Leurs adversaires, eux aussi, inscrivent, leur réflexion dans une perspective philosophique. « Parce que les revenus issus des transmissions successorales sont, dans une société fondée depuis la fin du XVIIIe siècle sur le mérite, moins légitimes que les revenus issus du travail, ils doivent, à leurs yeux, être plus fortement taxés, poursuit Patrick Savidan.
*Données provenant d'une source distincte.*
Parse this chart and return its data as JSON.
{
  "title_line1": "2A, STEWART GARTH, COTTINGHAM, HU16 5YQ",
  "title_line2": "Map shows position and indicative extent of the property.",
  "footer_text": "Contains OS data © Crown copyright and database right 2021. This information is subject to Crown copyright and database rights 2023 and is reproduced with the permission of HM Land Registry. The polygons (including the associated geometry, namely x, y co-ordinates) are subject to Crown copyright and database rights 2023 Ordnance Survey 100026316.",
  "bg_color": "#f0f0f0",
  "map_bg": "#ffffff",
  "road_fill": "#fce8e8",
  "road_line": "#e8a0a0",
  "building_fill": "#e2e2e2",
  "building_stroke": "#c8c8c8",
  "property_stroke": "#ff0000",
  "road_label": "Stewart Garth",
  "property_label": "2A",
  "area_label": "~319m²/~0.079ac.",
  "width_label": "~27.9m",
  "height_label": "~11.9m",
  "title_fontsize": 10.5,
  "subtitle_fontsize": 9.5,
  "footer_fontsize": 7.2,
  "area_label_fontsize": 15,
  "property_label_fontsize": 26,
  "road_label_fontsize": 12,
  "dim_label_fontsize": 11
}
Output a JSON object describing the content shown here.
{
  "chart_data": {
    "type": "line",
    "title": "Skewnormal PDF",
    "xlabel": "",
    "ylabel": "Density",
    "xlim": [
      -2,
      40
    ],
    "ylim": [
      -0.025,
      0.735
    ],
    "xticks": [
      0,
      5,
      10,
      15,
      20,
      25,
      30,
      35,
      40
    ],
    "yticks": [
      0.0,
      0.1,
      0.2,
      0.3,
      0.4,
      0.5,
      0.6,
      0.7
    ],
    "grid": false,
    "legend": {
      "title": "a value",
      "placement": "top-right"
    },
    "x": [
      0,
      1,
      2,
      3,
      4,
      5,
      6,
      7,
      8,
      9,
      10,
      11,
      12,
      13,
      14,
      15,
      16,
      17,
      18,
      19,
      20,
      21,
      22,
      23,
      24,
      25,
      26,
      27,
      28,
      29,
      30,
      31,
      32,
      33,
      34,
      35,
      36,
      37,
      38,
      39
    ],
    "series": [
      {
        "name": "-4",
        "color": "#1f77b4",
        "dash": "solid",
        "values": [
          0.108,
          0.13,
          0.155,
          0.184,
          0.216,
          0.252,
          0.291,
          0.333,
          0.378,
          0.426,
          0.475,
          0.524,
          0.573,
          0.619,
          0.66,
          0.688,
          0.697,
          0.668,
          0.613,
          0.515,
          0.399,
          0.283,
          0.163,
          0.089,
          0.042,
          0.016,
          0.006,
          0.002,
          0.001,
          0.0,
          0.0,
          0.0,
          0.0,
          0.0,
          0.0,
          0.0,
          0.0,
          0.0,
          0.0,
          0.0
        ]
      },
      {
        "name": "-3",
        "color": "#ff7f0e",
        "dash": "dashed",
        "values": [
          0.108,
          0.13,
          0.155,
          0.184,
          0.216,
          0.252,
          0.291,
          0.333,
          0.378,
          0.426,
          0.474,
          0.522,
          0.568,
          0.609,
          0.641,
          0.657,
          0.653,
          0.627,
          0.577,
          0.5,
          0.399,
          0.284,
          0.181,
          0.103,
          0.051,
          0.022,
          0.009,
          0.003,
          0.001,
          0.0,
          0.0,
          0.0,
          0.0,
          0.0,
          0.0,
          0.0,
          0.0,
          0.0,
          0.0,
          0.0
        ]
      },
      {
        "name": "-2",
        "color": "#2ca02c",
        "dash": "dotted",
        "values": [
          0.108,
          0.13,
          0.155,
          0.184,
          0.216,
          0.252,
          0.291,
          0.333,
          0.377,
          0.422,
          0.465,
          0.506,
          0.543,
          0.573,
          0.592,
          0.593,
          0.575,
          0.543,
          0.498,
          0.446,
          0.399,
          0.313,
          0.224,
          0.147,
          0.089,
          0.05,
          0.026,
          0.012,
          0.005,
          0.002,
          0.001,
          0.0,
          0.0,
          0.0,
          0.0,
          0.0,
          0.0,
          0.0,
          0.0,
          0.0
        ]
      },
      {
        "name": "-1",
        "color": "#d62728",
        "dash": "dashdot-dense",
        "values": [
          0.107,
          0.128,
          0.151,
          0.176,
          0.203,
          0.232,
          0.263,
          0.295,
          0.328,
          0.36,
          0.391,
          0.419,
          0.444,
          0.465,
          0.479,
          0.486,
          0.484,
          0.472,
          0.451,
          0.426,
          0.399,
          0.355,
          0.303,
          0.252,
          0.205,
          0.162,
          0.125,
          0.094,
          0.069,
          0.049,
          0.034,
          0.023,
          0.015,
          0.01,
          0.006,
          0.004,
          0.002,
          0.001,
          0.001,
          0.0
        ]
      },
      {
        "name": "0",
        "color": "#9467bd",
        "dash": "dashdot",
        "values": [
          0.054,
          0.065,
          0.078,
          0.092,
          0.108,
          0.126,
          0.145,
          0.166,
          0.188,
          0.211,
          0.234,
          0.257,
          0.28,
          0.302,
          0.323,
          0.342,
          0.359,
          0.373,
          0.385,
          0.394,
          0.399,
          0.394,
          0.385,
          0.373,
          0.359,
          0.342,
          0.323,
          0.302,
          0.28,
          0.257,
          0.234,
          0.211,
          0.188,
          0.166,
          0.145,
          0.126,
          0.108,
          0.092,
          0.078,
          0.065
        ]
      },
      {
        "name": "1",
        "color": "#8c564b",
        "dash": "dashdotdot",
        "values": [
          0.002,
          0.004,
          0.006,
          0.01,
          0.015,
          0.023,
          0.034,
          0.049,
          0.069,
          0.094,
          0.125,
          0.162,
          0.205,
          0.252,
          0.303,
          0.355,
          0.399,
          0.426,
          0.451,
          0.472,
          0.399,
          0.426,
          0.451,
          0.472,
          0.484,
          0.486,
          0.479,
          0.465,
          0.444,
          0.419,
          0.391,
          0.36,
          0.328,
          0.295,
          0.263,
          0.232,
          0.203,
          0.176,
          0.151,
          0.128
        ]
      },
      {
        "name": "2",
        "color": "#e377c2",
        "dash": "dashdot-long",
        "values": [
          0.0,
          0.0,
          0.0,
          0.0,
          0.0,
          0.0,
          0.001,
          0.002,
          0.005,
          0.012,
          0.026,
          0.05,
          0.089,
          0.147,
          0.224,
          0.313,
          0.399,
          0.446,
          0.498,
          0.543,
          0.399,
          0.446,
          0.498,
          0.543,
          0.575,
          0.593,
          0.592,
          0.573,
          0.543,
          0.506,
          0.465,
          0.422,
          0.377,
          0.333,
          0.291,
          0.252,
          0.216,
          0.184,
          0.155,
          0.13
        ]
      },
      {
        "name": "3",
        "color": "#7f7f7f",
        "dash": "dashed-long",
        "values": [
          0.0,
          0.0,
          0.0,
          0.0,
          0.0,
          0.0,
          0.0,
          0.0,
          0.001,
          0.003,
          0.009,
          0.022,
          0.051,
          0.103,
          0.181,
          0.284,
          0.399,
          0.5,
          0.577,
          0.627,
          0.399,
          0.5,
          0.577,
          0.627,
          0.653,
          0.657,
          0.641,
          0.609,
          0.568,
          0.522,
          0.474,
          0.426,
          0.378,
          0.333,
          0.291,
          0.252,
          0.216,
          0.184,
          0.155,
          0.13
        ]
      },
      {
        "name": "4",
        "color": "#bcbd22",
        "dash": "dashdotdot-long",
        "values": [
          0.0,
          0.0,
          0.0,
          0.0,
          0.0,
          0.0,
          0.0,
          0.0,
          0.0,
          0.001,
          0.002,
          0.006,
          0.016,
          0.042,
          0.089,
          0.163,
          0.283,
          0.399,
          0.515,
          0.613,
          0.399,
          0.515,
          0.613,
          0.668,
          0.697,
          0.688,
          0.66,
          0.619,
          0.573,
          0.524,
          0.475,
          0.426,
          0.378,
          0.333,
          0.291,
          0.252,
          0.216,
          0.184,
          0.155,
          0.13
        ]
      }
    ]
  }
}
L’héritage pour tous relève également d’une conviction morale : en socialisant les droits de succession, ce mécanisme indexerait la transmission non plus sur des solidarités familiales (mes enfants), mais sur des solidarités impersonnelles et universelles (mes concitoyens). »
Pour Mélanie Plouviez, le débat contemporain manque cependant d’imagination. « Notre époque est marquée par un retour de l’héritage dans l’ordre économique, mais pas d’un retour de la pensée de l’héritage dans l’ordre intellectuel, affirme-t-elle. A l’exception de quelques libertariens de droite ou de gauche, cette institution est aujourd’hui très peu questionnée en philosophie, même au sein des théories de la justice, cette partie de la philosophie sociale et politique qui, dans le sillage de John Rawls, se saisit de la ligne de partage entre inégalités sociales justes et injustes. » Pour contribuer à combler ce manque, Mélanie Plouviez a lancé un projet de recherche interdisciplinaire qui se propose d’explorer les écrits du XIXe siècle, dans l’espoir, dit-elle, de « fertiliser notre imaginaire ».